Does this mean that North Carolina isn’t going to be in the NIT bracket at 10 pm tonight? No. If that’s the case then UNC and Hubert Davis will have explicitly quit on the season. The Tar Heels won’t get an at-large NCAA Tournament bid, but their resume is too good to miss the NIT no matter what selection criteria is used. 

The same goes for Michigan, Oklahoma State, Wisconsin, Clemson and Oregon. The Wolverines, Cowboys, Badgers, Tigers and Ducks are too close to the NCAA cut line for their opt out to be anything but explicit. (The preceding two paragraphs also apply to any team that falls unexpectedly from the NCAA Tournament.) If those teams don’t put out a release saying they’re done for the season after the NCAA Selection Show airs at 6 pm, I will assume they’re going to appear on the NIT bracket at 10 pm on ESPNU.

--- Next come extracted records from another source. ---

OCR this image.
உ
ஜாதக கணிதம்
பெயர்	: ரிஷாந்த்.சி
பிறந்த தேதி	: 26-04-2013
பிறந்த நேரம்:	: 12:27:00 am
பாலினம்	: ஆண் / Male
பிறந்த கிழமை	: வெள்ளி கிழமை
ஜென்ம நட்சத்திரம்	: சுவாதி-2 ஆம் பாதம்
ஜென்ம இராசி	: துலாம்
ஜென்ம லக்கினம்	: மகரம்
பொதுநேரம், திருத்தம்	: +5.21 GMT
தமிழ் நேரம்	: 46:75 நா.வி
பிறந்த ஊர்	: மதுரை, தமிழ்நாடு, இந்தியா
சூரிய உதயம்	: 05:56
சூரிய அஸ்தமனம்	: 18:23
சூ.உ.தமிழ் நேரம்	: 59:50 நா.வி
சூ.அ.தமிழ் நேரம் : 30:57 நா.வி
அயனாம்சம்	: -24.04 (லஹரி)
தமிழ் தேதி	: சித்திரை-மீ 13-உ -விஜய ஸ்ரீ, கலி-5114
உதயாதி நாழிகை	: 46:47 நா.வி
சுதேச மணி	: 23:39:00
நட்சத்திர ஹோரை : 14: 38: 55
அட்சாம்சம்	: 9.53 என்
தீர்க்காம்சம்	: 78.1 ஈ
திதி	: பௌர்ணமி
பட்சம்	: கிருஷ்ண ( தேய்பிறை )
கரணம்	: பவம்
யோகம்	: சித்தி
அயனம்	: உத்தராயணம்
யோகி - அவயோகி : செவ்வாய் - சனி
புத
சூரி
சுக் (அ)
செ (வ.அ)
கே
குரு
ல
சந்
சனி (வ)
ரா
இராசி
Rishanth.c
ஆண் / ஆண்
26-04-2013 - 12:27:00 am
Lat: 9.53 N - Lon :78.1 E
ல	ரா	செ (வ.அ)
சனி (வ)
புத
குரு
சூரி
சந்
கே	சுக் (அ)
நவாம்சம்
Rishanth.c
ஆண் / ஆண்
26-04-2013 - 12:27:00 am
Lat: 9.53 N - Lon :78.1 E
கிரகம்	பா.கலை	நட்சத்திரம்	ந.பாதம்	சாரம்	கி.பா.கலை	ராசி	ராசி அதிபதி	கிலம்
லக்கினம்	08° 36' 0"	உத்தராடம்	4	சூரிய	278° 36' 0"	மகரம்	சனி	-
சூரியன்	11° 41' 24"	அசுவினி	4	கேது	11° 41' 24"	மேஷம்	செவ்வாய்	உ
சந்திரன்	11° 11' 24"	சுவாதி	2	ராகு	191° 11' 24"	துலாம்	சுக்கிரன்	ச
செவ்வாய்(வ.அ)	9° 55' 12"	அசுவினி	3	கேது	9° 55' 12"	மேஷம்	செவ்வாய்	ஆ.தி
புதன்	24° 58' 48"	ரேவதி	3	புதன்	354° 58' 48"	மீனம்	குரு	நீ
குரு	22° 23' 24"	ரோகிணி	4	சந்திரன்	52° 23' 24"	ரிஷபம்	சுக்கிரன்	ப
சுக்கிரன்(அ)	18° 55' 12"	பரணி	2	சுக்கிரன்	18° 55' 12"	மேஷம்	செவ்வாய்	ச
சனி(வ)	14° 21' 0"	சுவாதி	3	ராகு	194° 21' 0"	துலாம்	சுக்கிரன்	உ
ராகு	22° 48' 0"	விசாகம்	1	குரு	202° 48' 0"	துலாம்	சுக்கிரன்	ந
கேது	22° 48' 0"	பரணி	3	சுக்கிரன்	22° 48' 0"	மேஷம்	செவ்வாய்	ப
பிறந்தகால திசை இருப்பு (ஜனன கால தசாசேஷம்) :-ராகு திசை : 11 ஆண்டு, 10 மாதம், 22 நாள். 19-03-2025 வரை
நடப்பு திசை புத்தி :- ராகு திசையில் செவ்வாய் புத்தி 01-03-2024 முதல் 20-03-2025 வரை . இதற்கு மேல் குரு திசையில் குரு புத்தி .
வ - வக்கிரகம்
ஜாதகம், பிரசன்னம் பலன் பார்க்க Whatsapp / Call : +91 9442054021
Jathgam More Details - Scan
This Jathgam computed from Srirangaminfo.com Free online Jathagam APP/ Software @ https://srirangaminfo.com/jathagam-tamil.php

Beyond that though? It’s hard to know. The reporting I have done suggests that most of the power conference teams projected to the NIT want to play, but I am not sourced across the entirety of college basketball.

If teams towards the bottom of the bracket didn’t want to play, it would open additional spots in the NIT. (And it’d be hard to know whether a team opted out or just wasn't selected by the committee. The best historical example of this is the 2016 LSU team with Ben Simmons.)

Texas Tech is the only NIT bubble team that has stated they won’t play in the postseason. The others might just quiet quit.